Americans are confused, frustrated by new tipping culture, study finds
Americans are confused, frustrated by new tipping culture, study finds
Americans are confused, frustrated by new tipping culture, study finds
It's gotten rather absurd. If my interaction is with a kiosk short of being handed something, it's an insulting extra step. I'm already paying the price for my employer's pay scale ... I can't take on someone else's stinginess.
The tipping for Uber Eats/Door Dash drives me up a wall. If I'm getting one small bag of food, why would I pay the delivery driver a percentage of the cost of the food? Why should a delivery from Chez Snooty tip more than a delivery from McDonalds if they're both the same amount of work for the delivery driver and they're providing the exact same service?? Now the LOWEST option in the app that's not custom is 18% and it defaults to 20%. WTF?? I already pay extra for the delivery!! You're supposed to use that money to pay your employees. If you can't, then your business model isn't sustainable!
/deep breath
It's this. Without the tip (or a higher upcharge in delivery fee to earmark some for the driver) there'd be no incentive for drivers to take the job. If the company didn't take the delivery fee, there'd be no structure, like apps or a unified company distributing tax papers, etc.
Beyond that, since drivers typically choose which individual jobs to pick up, there'd be no incentive to take larger or more distanced orders.
The problem is that the business model doesn't work in the first place and is largely on life support being propped up by tipping culture.
Fwiw, tipping based on price is probably intended to be a heuristic for tipping based on volume or difficulty - someone who orders 4 meals from McDonald's should tip more than someone who orders one.
If the person is walking or biking, sure.

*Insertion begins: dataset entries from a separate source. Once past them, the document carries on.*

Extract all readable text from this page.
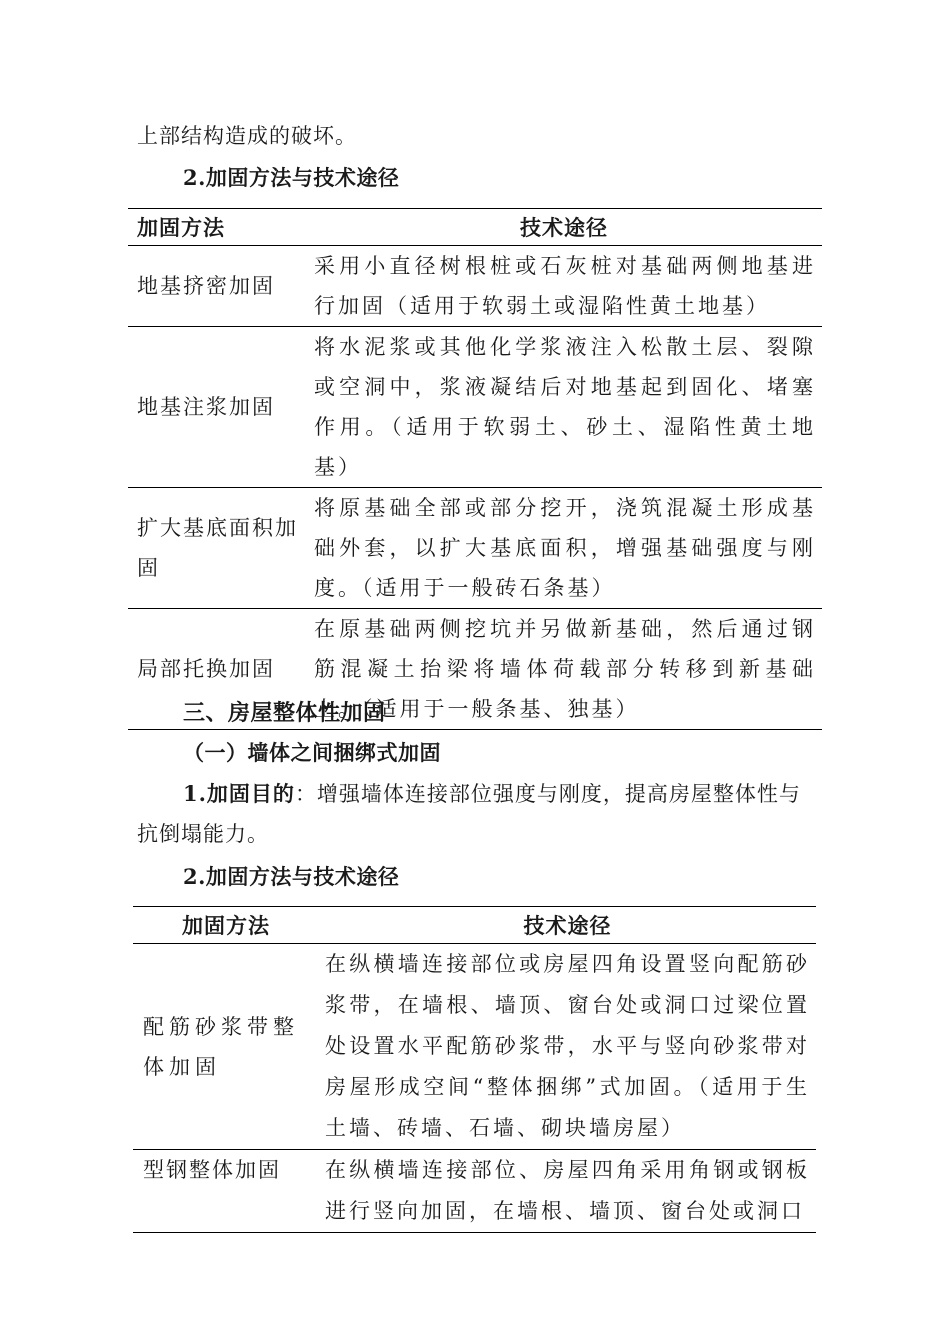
上部结构造成的破坏。

2.加固方法与技术途径

加固方法	技术途径
地基挤密加固	采用小直径树根桩或石灰桩对基础两侧地基进行加固（适用于软弱土或湿陷性黄土地基）
地基注浆加固	将水泥浆或其他化学浆液注入松散土层、裂隙或空洞中，浆液凝结后对地基起到固化、堵塞作用。（适用于软弱土、砂土、湿陷性黄土地基）
扩大基底面积加固	将原基础全部或部分挖开，浇筑混凝土形成基础外套，以扩大基底面积，增强基础强度与刚度。（适用于一般砖石条基）
局部托换加固	在原基础两侧挖坑并另做新基础，然后通过钢筋混凝土抬梁将墙体荷载部分转移到新基础上。（适用于一般条基、独基）

三、房屋整体性加固

（一）墙体之间捆绑式加固

1.加固目的：增强墙体连接部位强度与刚度，提高房屋整体性与抗倒塌能力。

2.加固方法与技术途径

加固方法	技术途径
配筋砂浆带整体加固	在纵横墙连接部位或房屋四角设置竖向配筋砂浆带，在墙根、墙顶、窗台处或洞口过梁位置处设置水平配筋砂浆带，水平与竖向砂浆带对房屋形成空间“整体捆绑”式加固。（适用于生土墙、砖墙、石墙、砌块墙房屋）
型钢整体加固	在纵横墙连接部位、房屋四角采用角钢或钢板进行竖向加固，在墙根、墙顶、窗台处或洞口
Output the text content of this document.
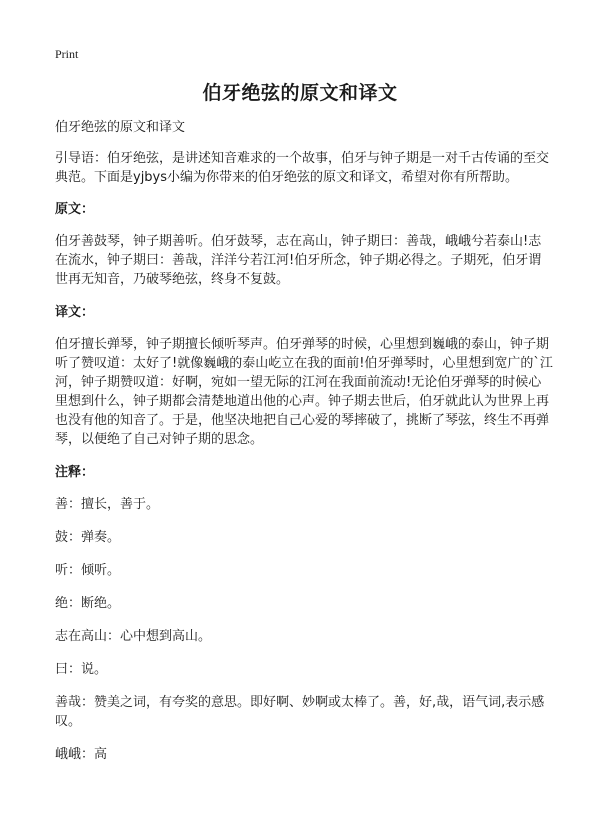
Print
伯牙绝弦的原文和译文

伯牙绝弦的原文和译文

引导语：伯牙绝弦，是讲述知音难求的一个故事，伯牙与钟子期是一对千古传诵的至交典范。下面是yjbys小编为你带来的伯牙绝弦的原文和译文，希望对你有所帮助。

原文：

伯牙善鼓琴，钟子期善听。伯牙鼓琴，志在高山，钟子期曰：善哉，峨峨兮若泰山!志在流水，钟子期曰：善哉，洋洋兮若江河!伯牙所念，钟子期必得之。子期死，伯牙谓世再无知音，乃破琴绝弦，终身不复鼓。

译文：

伯牙擅长弹琴，钟子期擅长倾听琴声。伯牙弹琴的时候，心里想到巍峨的泰山，钟子期听了赞叹道：太好了!就像巍峨的泰山屹立在我的面前!伯牙弹琴时，心里想到宽广的`江河，钟子期赞叹道：好啊，宛如一望无际的江河在我面前流动!无论伯牙弹琴的时候心里想到什么，钟子期都会清楚地道出他的心声。钟子期去世后，伯牙就此认为世界上再也没有他的知音了。于是，他坚决地把自己心爱的琴摔破了，挑断了琴弦，终生不再弹琴，以便绝了自己对钟子期的思念。

注释：

善：擅长，善于。

鼓：弹奏。

听：倾听。

绝：断绝。

志在高山：心中想到高山。

曰：说。

善哉：赞美之词，有夸奖的意思。即好啊、妙啊或太棒了。善，好,哉，语气词,表示感叹。

峨峨：高
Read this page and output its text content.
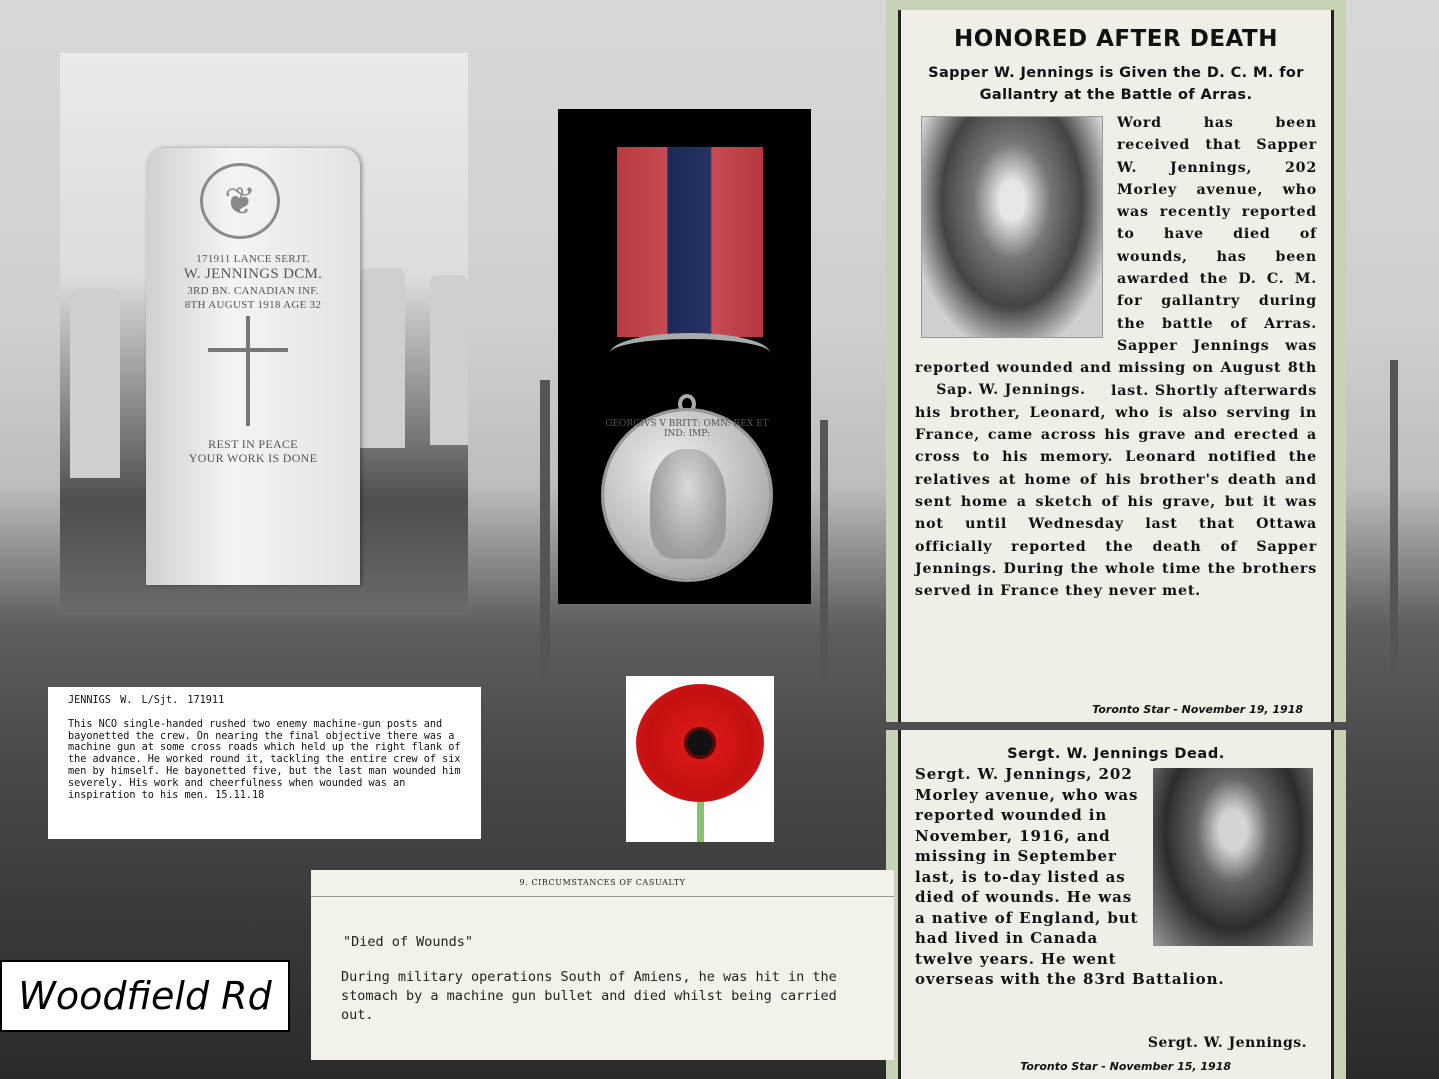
❦
171911 LANCE SERJT.
W. JENNINGS DCM.
3RD BN. CANADIAN INF.
8TH AUGUST 1918 AGE 32
REST IN PEACE
YOUR WORK IS DONE
GEORGIVS V BRITT: OMN: REX ET IND: IMP:
HONORED AFTER DEATH
Sapper W. Jennings is Given the D. C. M. for Gallantry at the Battle of Arras.
Word has been received that Sapper W. Jennings, 202 Morley avenue, who was recently reported to have died of wounds, has been awarded the D. C. M. for gallantry during the battle of Arras. Sapper Jennings was reported wounded and missing on
Sap. W. Jennings.
August 8th last. Shortly afterwards his brother, Leonard, who is also serving in France, came across his grave and erected a cross to his memory. Leonard notified the relatives at home of his brother's death and sent home a sketch of his grave, but it was not until Wednesday last that Ottawa officially reported the death of Sapper Jennings. During the whole time the brothers served in France they never met.
Toronto Star - November 19, 1918
Sergt. W. Jennings Dead.
Sergt. W. Jennings, 202 Morley avenue, who was reported wounded in November, 1916, and missing in September last, is to-day listed as died of wounds. He was a native of England, but had lived in Canada twelve years. He went overseas with the 83rd Battalion.
Sergt. W. Jennings.
Toronto Star - November 15, 1918
JENNIGS W. L/Sjt. 171911
This NCO single-handed rushed two enemy machine-gun posts and bayonetted the crew. On nearing the final objective there was a machine gun at some cross roads which held up the right flank of the advance. He worked round it, tackling the entire crew of six men by himself. He bayonetted five, but the last man wounded him severely. His work and cheerfulness when wounded was an inspiration to his men. 15.11.18
9. CIRCUMSTANCES OF CASUALTY
"Died of Wounds"
During military operations South of Amiens, he was hit in the stomach by a machine gun bullet and died whilst being carried out.
Woodfield Rd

If they're driving, then whether they get lucky with the lights should matter more for the tip cost than whether it was 1 small bag or 2 medium ones.

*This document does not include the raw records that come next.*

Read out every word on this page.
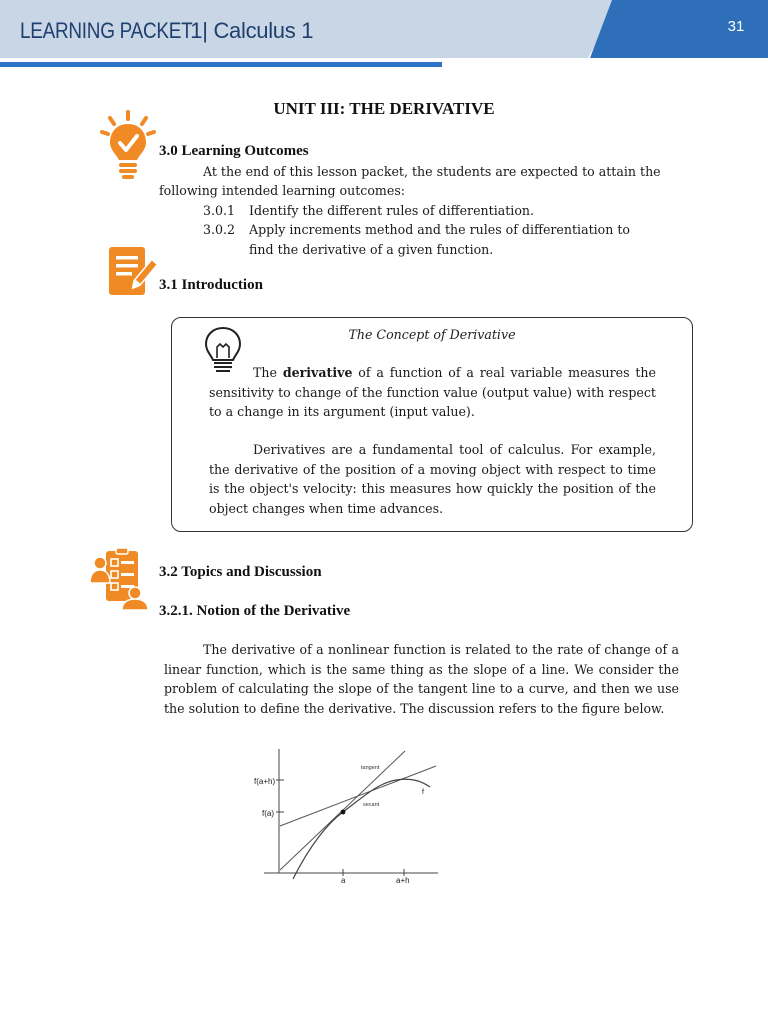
LEARNING PACKET 1| Calculus 1	31
UNIT III: THE DERIVATIVE
3.0 Learning Outcomes
At the end of this lesson packet, the students are expected to attain the
following intended learning outcomes:
3.0.1 Identify the different rules of differentiation.
3.0.2 Apply increments method and the rules of differentiation to
find the derivative of a given function.
3.1 Introduction
The Concept of Derivative
The derivative of a function of a real variable measures the sensitivity to change of the function value (output value) with respect to a change in its argument (input value).
Derivatives are a fundamental tool of calculus. For example, the derivative of the position of a moving object with respect to time is the object's velocity: this measures how quickly the position of the object changes when time advances.
3.2 Topics and Discussion
3.2.1. Notion of the Derivative
The derivative of a nonlinear function is related to the rate of change of a linear function, which is the same thing as the slope of a line. We consider the problem of calculating the slope of the tangent line to a curve, and then we use the solution to define the derivative. The discussion refers to the figure below.
f(a+h)
f(a)
a	a+h
tangent
secant
f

I work as a delivery driver (NOT gig work, hired by my company directly) in a city in a state that pays me a living minimum wage plus a living mileage. What confuses me the most is how pissy my coworkers get about non-tippers. Shaking their drinks, dropping their food, getting all huffy.
I literally don't care. Some nights have been horrific nights with 4 dollars total in tips, but I think most nights I end up with 30 to 50 anyway just because of tip culture.
This is exactly why I just don't use these services at all. It's not good for me, it's not good for their employee, it's not good for the place that I'm buying the stuff from, it's only good for GrubHub or Uber eats or whatever the fuck. It's rent seeking behavior pure and simple.